N’est-ce pas aussi d’une question d’argent, d’une crise mémorable de Bourse, que sont issus, s’engendrant l’un l’autre, une suite de faits politiques et sociaux dans la France contemporaine ? N’y a-t-il pas un lien de cause à effet entre le krack de l’Union générale et le succès de l’antisémitisme, entre l’antisémitisme et l’affaire Dreyfus, entre l’affaire Dreyfus et la réaction antireligieuse, accompagnée du despotisme qu’une moitié des citoyens fait peser sur l’autre moitié, dans cette république soi-disant démocratique ?

La période 1871-1880 avait été une époque de hausse générale, par suite une période de gain. Le 3 pour 100 français se cotait beaucoup plus haut qu’à la fin de l’Empire et toutes les valeurs à l’avenant. Les profits rapides du public dans les bonnes affaires le poussent à en chercher de nouvelles ; des gens aventureux en inventent pour les lui offrir et il y perd naturellement de l’argent. Ces accidens économiques se sont produits maintes fois depuis cent ans et ils se produiront encore.

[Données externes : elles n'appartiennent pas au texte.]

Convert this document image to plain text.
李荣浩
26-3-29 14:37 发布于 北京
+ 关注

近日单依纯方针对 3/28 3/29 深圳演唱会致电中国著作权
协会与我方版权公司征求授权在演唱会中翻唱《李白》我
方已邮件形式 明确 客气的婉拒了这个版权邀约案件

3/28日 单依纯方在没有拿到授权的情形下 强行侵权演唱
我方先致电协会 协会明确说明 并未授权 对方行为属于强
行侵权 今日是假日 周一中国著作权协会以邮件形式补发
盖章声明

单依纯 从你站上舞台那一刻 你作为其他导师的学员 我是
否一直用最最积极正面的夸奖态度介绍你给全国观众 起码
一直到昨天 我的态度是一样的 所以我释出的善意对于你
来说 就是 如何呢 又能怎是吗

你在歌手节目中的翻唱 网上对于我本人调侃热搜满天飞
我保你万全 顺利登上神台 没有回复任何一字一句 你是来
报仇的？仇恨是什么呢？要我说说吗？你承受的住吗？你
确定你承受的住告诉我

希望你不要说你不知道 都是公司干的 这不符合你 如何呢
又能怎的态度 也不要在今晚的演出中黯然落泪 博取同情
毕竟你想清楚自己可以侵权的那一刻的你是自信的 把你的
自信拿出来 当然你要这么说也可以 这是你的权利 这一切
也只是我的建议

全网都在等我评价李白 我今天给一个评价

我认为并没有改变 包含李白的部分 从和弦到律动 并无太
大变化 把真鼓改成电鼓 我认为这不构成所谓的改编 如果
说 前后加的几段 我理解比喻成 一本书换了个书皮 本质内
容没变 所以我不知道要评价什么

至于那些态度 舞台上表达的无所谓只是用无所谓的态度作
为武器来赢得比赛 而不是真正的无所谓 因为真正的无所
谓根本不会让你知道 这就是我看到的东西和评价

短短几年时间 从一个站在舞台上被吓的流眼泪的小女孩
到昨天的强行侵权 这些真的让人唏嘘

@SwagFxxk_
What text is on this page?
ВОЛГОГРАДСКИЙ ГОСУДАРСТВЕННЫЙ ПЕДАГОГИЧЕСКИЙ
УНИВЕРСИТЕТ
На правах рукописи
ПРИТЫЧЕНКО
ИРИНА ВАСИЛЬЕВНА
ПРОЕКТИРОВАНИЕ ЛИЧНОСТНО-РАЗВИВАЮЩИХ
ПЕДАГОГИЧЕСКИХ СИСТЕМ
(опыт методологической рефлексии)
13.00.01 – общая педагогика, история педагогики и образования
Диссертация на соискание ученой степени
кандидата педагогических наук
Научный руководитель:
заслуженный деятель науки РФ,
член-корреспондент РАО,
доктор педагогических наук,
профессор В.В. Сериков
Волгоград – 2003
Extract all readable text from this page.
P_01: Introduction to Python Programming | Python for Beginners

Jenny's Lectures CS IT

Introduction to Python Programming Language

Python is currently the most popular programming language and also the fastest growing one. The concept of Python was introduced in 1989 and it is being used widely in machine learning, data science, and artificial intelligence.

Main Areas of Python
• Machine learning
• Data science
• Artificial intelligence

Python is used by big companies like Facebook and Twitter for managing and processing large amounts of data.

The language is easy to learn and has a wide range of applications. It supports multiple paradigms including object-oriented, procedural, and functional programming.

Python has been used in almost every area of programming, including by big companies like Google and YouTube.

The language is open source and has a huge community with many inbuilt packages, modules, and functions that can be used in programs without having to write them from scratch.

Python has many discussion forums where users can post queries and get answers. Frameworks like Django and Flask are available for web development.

En Angleterre, on appelle ces entraînemens d’émission des « mania » et les compagnies ainsi créées des « bubble companies, » des compagnies éruptives. Il y eut, chez nos voisins d’outre-Manche, des sociétés excentriques dont nous n’avons pas eu l’équivalent ; il y en eut pour « assurer le risque d’infidélité des femmes dans le mariage ; » il y en eut une qui ne disait même pas pourquoi elle se fondait, son but devant rester secret et n’être révélé qu’un mois après la clôture de la souscription. À ce « mystère en actions » il se trouva pourtant mille actionnaires pour souscrire. Beaucoup des émissions de 1881-1882 ressemblaient fort à celle-là, sans toutefois l’avouer si ingénument. Il s’en fit, dans ces deux années, pour 11 milliards de francs ; non point versés en espèces, cela va sans dire, mais évalués au cours de la Bourse, avec la prime. Car beaucoup de titres de 500 francs se cotaient 1 000 francs dès avant leur naissance.